It is a little-known fact that Arabs are made of a highly volatile compound similar to nitroglycerin, author C.H. Dalton writes in A Practical Guide to Racism. Under stressful conditions, they are liable to spontaneously combust, and their nervous constitutions cause them to do so frequently. Often in public places, like cafés and Israeli buses.
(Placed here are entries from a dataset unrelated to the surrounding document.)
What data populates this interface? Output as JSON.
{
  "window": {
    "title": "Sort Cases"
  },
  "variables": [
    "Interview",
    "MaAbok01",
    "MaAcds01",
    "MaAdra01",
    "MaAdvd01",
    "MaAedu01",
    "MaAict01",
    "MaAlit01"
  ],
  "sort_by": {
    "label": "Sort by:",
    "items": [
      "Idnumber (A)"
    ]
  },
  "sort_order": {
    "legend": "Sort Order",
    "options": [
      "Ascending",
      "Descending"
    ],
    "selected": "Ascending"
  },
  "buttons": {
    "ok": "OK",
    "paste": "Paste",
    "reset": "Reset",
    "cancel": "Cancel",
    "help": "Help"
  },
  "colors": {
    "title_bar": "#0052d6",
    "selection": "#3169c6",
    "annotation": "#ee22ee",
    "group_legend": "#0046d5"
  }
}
Assuming that Dalton is an actual person (despite the existence of Web sites that suggest he's a college professor, the man seems like a fabrication of a snickering gang from Spy, Onion or McSweeney's) he's not going to make too many friends with this flagrantly politically incorrect compendium of snarky, misogynous stereotypes disguised as an outdated anthropological text. Every race on Earth — and a few, like Merpeople, that aren't legit — comes in for a psychopathic revisionist-historical drubbing here. When he isn't ripping off the Totally Gross Jokes book series, Dalton enjoys riffing, predictably, on pop-culture mass-media iconographies and myths. On blacks: Whether it's a war, a routine police mission, a haunted house or an experiment involving mutated, super-intelligent sharks, blacks are always the first to die in any situation. On white-face performers: They neurotically check their BlackBerries and listen to smooth jazz, while tucking their T-shirts in and dancing a-rhythmically. It should come as no surprise that the subsection on Cubans sends up Scarface dialogue or that a discussion of the peculiarities of Jewish people takes aim at writer-director Woody Allen and his oeuvre.
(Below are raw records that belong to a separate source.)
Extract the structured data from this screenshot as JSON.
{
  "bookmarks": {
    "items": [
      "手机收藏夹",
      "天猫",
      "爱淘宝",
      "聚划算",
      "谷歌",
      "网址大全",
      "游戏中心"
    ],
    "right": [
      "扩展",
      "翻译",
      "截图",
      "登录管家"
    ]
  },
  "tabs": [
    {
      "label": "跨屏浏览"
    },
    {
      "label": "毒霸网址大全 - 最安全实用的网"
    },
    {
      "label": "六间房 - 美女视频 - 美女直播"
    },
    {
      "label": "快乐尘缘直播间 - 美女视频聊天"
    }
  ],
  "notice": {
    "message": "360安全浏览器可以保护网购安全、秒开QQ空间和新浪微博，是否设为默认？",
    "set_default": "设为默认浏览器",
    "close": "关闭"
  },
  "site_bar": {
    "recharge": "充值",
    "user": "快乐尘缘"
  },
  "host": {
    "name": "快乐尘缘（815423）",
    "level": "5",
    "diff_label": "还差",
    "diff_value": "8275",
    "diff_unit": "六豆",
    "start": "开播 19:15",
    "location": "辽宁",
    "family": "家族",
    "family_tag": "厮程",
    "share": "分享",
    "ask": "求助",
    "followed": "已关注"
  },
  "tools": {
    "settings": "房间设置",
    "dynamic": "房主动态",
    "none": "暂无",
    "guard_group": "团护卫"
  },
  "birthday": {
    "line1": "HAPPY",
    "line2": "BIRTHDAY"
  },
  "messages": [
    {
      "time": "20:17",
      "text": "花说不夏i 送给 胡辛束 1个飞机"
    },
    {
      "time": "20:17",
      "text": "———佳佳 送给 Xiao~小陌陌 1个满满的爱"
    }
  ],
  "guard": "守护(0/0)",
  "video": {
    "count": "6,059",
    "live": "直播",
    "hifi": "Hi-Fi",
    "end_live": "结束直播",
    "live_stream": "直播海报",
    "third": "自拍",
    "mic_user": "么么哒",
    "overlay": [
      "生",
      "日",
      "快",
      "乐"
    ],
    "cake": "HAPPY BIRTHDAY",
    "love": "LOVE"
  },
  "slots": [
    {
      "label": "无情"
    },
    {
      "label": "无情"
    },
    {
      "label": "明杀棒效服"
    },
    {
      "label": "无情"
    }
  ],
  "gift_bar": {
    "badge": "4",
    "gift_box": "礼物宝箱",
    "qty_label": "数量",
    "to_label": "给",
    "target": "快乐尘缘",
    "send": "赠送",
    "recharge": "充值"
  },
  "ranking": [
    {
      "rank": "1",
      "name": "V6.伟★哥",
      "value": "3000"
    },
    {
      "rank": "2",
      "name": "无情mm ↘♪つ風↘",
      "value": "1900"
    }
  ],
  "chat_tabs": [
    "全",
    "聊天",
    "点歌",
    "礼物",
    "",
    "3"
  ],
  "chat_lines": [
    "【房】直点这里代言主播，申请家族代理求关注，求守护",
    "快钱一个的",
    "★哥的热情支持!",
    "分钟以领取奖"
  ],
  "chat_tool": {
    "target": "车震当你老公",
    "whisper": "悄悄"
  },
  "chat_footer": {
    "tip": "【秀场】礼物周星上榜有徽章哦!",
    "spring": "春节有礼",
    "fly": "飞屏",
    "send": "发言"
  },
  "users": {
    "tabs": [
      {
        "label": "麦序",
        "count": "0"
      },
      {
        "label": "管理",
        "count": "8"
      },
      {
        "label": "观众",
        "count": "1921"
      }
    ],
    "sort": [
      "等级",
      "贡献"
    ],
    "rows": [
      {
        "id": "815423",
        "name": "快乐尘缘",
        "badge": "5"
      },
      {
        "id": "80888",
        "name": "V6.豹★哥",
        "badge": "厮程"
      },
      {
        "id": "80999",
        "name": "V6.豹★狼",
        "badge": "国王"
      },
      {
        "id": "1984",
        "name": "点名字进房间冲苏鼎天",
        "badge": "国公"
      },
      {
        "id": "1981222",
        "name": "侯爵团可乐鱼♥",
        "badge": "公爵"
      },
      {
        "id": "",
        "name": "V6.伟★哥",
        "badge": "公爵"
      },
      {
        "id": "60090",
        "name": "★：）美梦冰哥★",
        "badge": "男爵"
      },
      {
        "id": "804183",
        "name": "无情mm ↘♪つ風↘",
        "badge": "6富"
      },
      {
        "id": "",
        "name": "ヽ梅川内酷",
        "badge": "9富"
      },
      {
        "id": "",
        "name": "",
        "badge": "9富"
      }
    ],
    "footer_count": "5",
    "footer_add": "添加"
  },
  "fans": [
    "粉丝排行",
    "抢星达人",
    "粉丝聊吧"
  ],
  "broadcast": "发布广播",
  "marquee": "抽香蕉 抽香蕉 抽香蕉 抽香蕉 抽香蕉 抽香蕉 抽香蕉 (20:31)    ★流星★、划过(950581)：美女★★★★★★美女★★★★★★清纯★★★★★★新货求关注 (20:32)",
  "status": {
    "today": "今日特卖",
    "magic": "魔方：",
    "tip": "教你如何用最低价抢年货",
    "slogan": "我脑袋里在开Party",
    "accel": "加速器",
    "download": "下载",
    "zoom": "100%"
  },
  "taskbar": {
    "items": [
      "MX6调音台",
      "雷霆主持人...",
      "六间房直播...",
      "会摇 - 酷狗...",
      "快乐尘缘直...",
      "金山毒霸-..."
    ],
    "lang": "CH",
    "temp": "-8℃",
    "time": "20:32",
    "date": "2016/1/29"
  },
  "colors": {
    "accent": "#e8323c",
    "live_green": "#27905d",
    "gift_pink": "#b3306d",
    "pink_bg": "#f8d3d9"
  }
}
Guide's ironic, post-PC tone doesn't make any of what it's repackaging any less hateful, and before making it halfway through, you become overwhelmed by just how relentlessly stupid and equal-opportunity offensive this entire book actually is. For yuks that might not upset your stomach or draw your ire, visit the glossary, where "Mack" is defined as "A Scottish person. Because of the Scottish proclivity for pimping" and "Cake-Eater" means: "A white person. But really, who doesn't like cake?"